# My first two apps



## djrausch (Jun 17, 2011)

Hey everyone these apps are older but I used them as learning exercises. They are both very simple and both are free with no ads, except one has an ad to the other. I am currently working on my third app which uses things I learned from both of these and other new things I learned.
I figured I would post these now because I just found this awesome site and hope to publish many more apps.

*FinalCalc*
Market Link: https://market.android.com/details?id=com.djrausch.finalcalculator
Market Desp:
Determine what you need on your final!
Calculate what you need on your upcoming final exam to receive a certain grade in a course. Set custom percentages to define an A, B, C, D, E/F. When you calculate what is needed, you can email those results to anyone. You can also save the needed grade to your phone.

Why I made it:
I used this to learn the extremely basic elements of Android app development.

*ThinkLess*
Market Link:https://market.android.com/details?id=com.ThinkLess
Market Desp:
Why think more, when you can ThinkLess?
ThinkLess is a simple daily task manager.
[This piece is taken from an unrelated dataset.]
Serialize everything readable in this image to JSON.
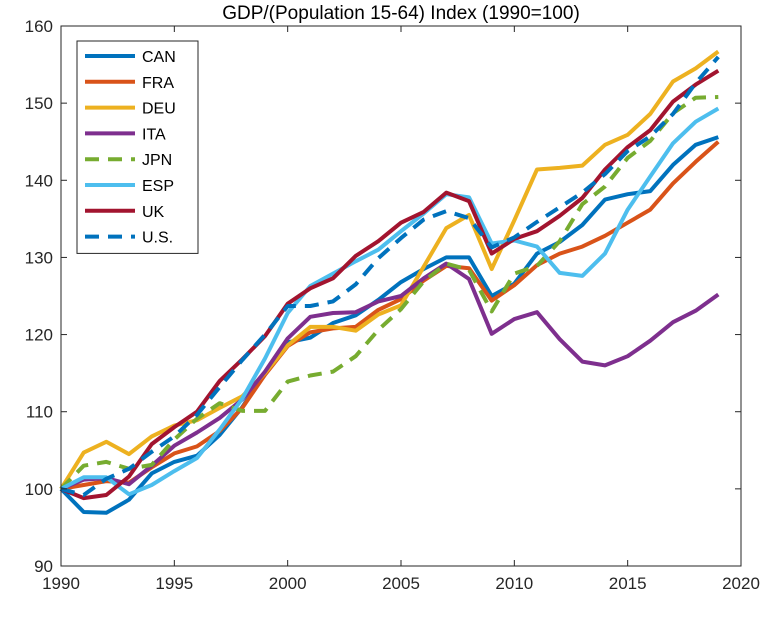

By using lists and tasks, your to do list becomes digital and easier to manage.
In addition to the app, there is also a home screen widget that shows your next 5 upcoming tasks.

Why I made it:
I learned slightly more advanced things like Sqlite and different views and other good stuff. This was made because I always forgot what I had to do, and instead of downloading an app, I decided to just write one. It really helped me learn a lot about Android dev.

Let me know what you think of them if you want. Like I said, these are my first two Android apps I made. I'll try to fix any bugs that are reported, but most of my time is concentrated on my new app.

Thanks!


----------



## mcmillanje (Jun 6, 2011)

I don't have a use for finalcalc, but thinkless seems pretty cool. Downloading now.


----------